The stan­dards pre­vi­ously used for Hol­man Creek and Town Branch were those es­tab­lished broadly for the Ozark High­lands ecore­gion. The ecore­gion sets val­ues for streams in the re­gion un­less they have been specif­i­cally changed. Those lim­its are 13 mil­ligrams per liter for chlo­rides, 17 mil­ligrams per liter for sul­fates and 240 mil­ligrams per liter for to­tal dis­solved solids.

For Hol­man Creek, from the con­flu­ence with Town Branch down­stream to the con­flu­ence with War Ea­gle Creek, the chlo­rides limit will change to 180 mil­ligrams per liter, the sul­fates limit will be 48 mil­ligrams per liter and the to­tal dis­solved solids limit will be 621 mil­ligrams per liter.

Stan­dards for Town Branch will change from the point of the city’s dis­charge down­stream to the con­flu­ence with Hol­man Creek. The limit for chlo­rides will be 223 mil­ligrams per liter, and the lim­its for sul­fates and to­tal dis­solved solids will be 61 mil­ligrams per liter and 779 mil­ligrams per liter, re­spec­tively.

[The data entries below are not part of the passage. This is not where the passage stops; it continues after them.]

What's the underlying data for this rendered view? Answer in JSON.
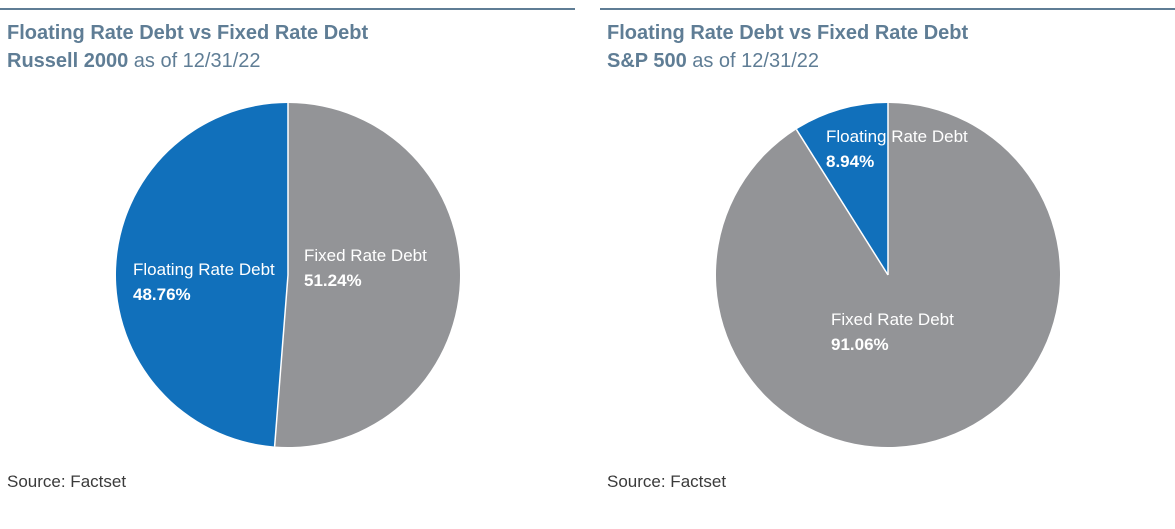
{
  "colors": {
    "floating": "#1170bb",
    "fixed": "#939497",
    "title": "#5f7d95"
  },
  "chart_data": [
    {
      "type": "pie",
      "title": "Floating Rate Debt vs Fixed Rate Debt",
      "subtitle_bold": "Russell 2000",
      "subtitle_rest": " as of 12/31/22",
      "source": "Source: Factset",
      "slices": [
        {
          "label": "Floating Rate Debt",
          "value": 48.76,
          "value_label": "48.76%",
          "color": "#1170bb"
        },
        {
          "label": "Fixed Rate Debt",
          "value": 51.24,
          "value_label": "51.24%",
          "color": "#939497"
        }
      ]
    },
    {
      "type": "pie",
      "title": "Floating Rate Debt vs Fixed Rate Debt",
      "subtitle_bold": "S&P 500",
      "subtitle_rest": " as of 12/31/22",
      "source": "Source: Factset",
      "slices": [
        {
          "label": "Floating Rate Debt",
          "value": 8.94,
          "value_label": "8.94%",
          "color": "#1170bb"
        },
        {
          "label": "Fixed Rate Debt",
          "value": 91.06,
          "value_label": "91.06%",
          "color": "#939497"
        }
      ]
    }
  ]
}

Caleb Os­borne, the depart­ment’s as­so­ciate di­rec­tor in charge of the of­fice of wa­ter qual­ity, said he and oth­ers have worked for about a year to calculate min­eral lev­els that are more spe­cific to wa­ter qual­ity data in smaller ar­eas.

Be­fore Fri­day’s change, Huntsville’s waste­water dis­charge per­mit had been ex­pired for years but re­mained ac­tive un­der an ad­min­is­tra­tive hold placed on it by the depart­ment while the min­er­als pro­posal stalled.